Categories
Faith

Voluntary hardship

It seems logical that the closer a person gets to God, the happier his or her life should be. God’s faithful servants should experience less stress, less conflict and fewer hardships than other people. However, in the first chapter of his second letter to the Corinthians, Paul reveals that this is not the case at all: “We do not want you to be unaware, friends, about the problems which happened to us in Asia. We faced enormous difficulties beyond our control, so that we almost gave up hope of living. We felt like we had been condemned to death. This happened so that we could learn not to rely on ourselves, but on God who raises the dead.”

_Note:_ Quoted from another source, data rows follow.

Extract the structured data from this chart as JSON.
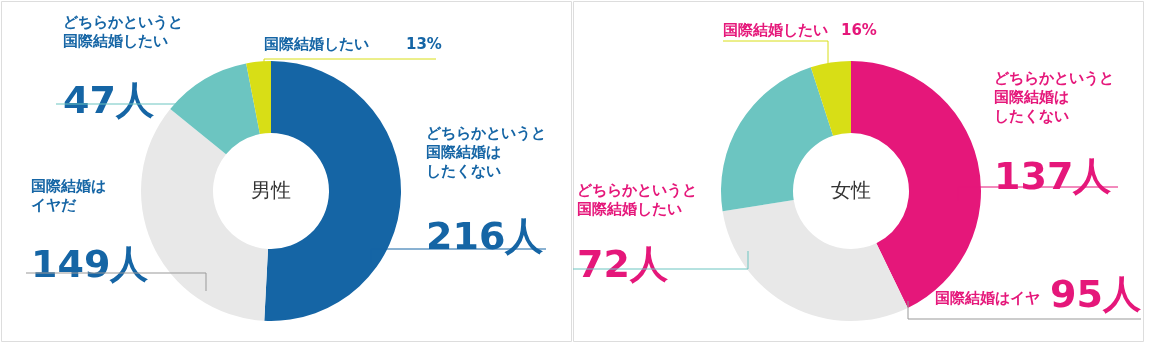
{
  "chart_data": [
    {
      "type": "donut",
      "title": "男性",
      "categories": [
        "どちらかというと国際結婚はしたくない",
        "国際結婚はイヤだ",
        "どちらかというと国際結婚したい",
        "国際結婚したい"
      ],
      "values": [
        216,
        149,
        47,
        13
      ],
      "colors": [
        "#1565a5",
        "#e8e8e8",
        "#6cc5c1",
        "#d8de16"
      ],
      "value_labels": [
        "216人",
        "149人",
        "47人",
        "13%"
      ]
    },
    {
      "type": "donut",
      "title": "女性",
      "categories": [
        "どちらかというと国際結婚はしたくない",
        "国際結婚はイヤ",
        "どちらかというと国際結婚したい",
        "国際結婚したい"
      ],
      "values": [
        137,
        95,
        72,
        16
      ],
      "colors": [
        "#e5177a",
        "#e8e8e8",
        "#6cc5c1",
        "#d8de16"
      ],
      "value_labels": [
        "137人",
        "95人",
        "72人",
        "16%"
      ]
    }
  ]
}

Those who become Christians expecting to be rewarded with financial prosperity, personal comforts and the good life seem to be living in a world entirely different from that of Paul. In Paul’s world, someone who wants to become closer to Christ voluntarily takes on Christ’s sufferings and a life of hardship in order to serve others. Instead of sitting back and letting good things come, a Christian leader leaps in where there are troubles.

It all comes down to a question of purpose. If your purpose is to improve your own life, then you will do whatever you can to avoid and lessen troubles and hardships. If, on the other hand, your purpose is to serve God to the greatest extent possible, then your own prosperity becomes largely irrelevant in the face of a much greater task.